If I had to think of one word that would describe me when I was young, it might be “shy.” At times, I was painfully shy. (I still can be a tad bit shy—though not painfully so!) More than once, when all alone, I would be brought to tears. I would wonder, “What is wrong with me?” Why is it so difficult for me to just enter into conversations, just like all of my classmates? Actually, there were times when I didn’t feel real. Oh, and if there were a girl I liked? Well… if you are unable to talk to her, what’s the point?
[Who would imagine this guy could be shy?]
As a comic book fan, I imagined, “What superpower would I like to have?” Invisibility.
Henri Nouwen wrote, “There is something beautiful about shyness.” Really? Do tell. “Shy people have long shadows, where they keep much of their beauty hidden from intruders’ eyes. Shy people remind us of the mystery of life that cannot be simply explained or expressed.”
I used to be afraid of public speaking. Not everyone who is shy has that fear, and vice versa. I was both. I would become visibly nervous, on occasion even terrified. My chest would tighten up; I would forget to breathe!

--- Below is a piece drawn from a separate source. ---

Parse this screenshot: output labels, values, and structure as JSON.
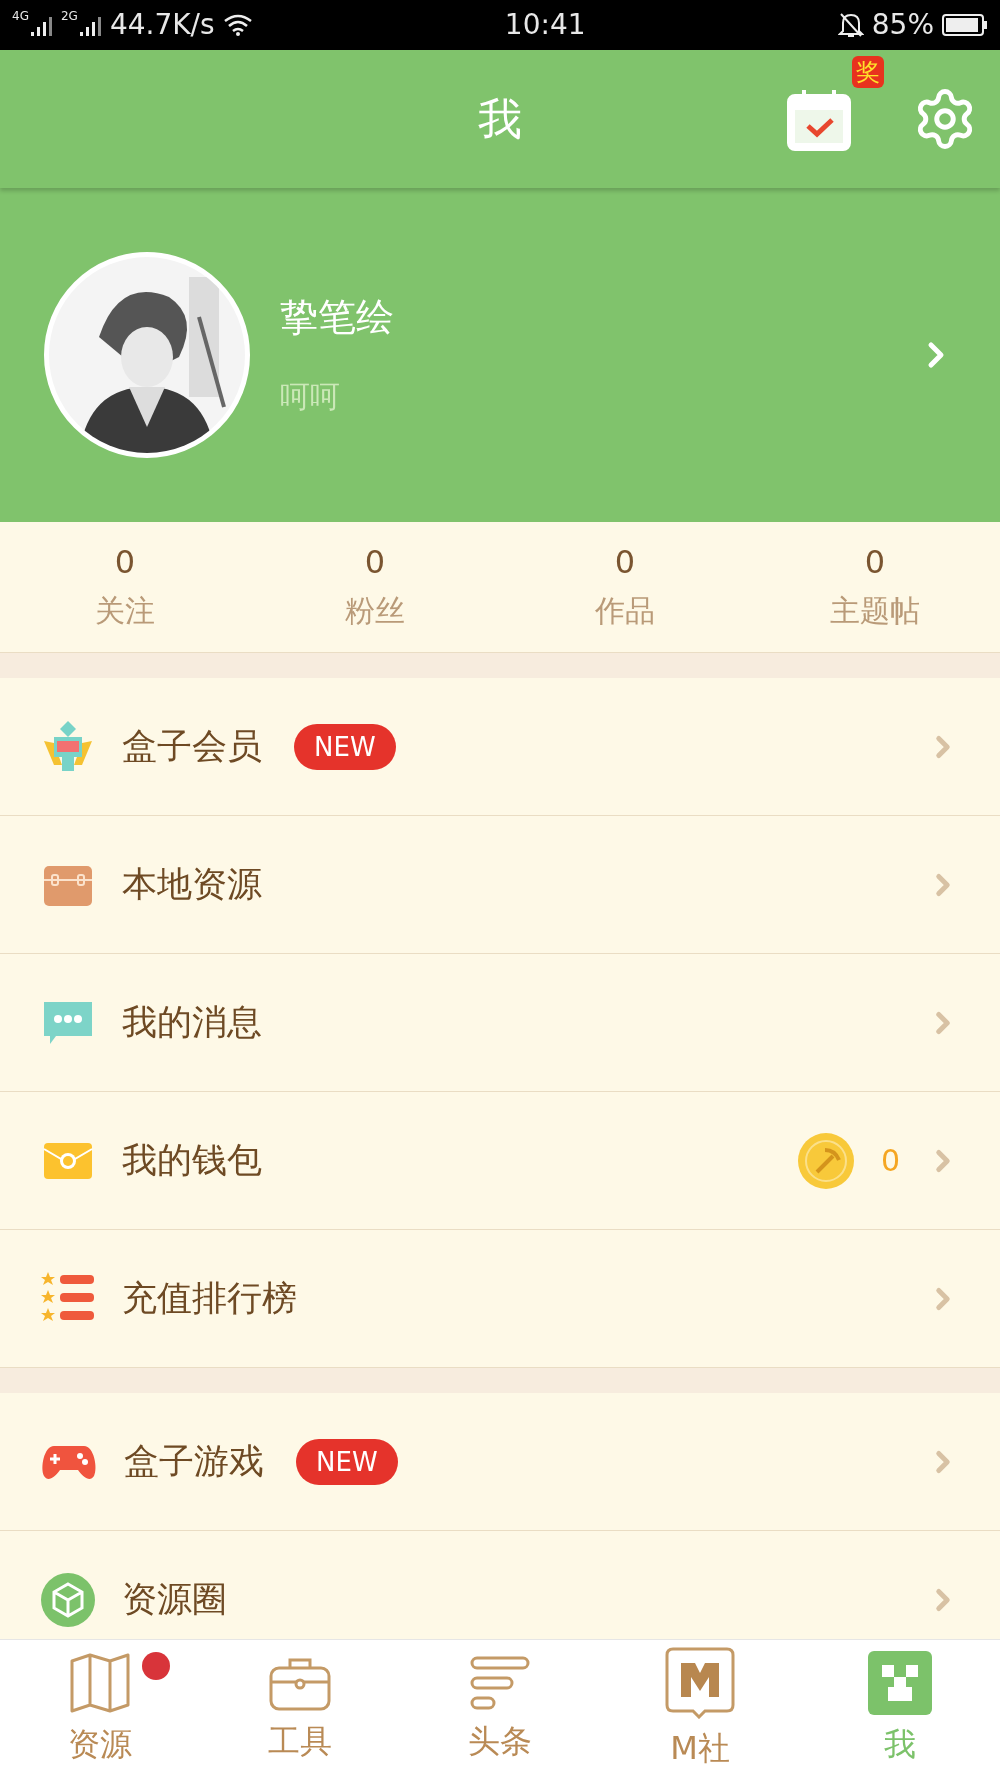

In my early twenties, I joined an Assemblies of God church. My pastor apparently saw something in me. He invited me to preach several times, and I slogged my way through it. To be honest, sometimes I still get a bit nervous.
I remember one evening in particular. Before inviting me to the pulpit, he was saying things like, “Boy, I wouldn’t want to be him! I can only imagine how he’s feeling.” In a quite awkward way, he was letting the congregation know to be forgiving for what they were about to witness. However, I wasn’t nervous at all; I was completely calm.
But when he started spreading the peace, I felt anything but peaceful. It was back to my chest tightening up and forgetting to breathe.
Some people might be puzzled to imagine a pastor who is shy. Maybe language like “introvert” and “extrovert” is helpful. It speaks to a basic orientation in life. Neither is wrong nor right. That goes back to something I mentioned about wondering as a boy what was wrong with me. Even while I was agonizing over it, I had the deep sense that there was nothing wrong with me. I didn’t think of it in those terms back then, but it was how God made me.
Speaking of shy, in 1977, Oscar Romero was made Archbishop of San Salvador, the capital of El Salvador. The powers-that-be believed this reserved bookworm wouldn’t stand against their repressive policies. However, witnessing the atrocities filled a timid man with the boldness of the Holy Spirit. As the saying goes, he spoke truth to power. Evil tried to silence him by executing him during the celebration of the Eucharist in 1980. Still, his testimony lives on.
A holy boldness can enable us to stand against the dictators in our lives. We might even be able to talk to that cute girl.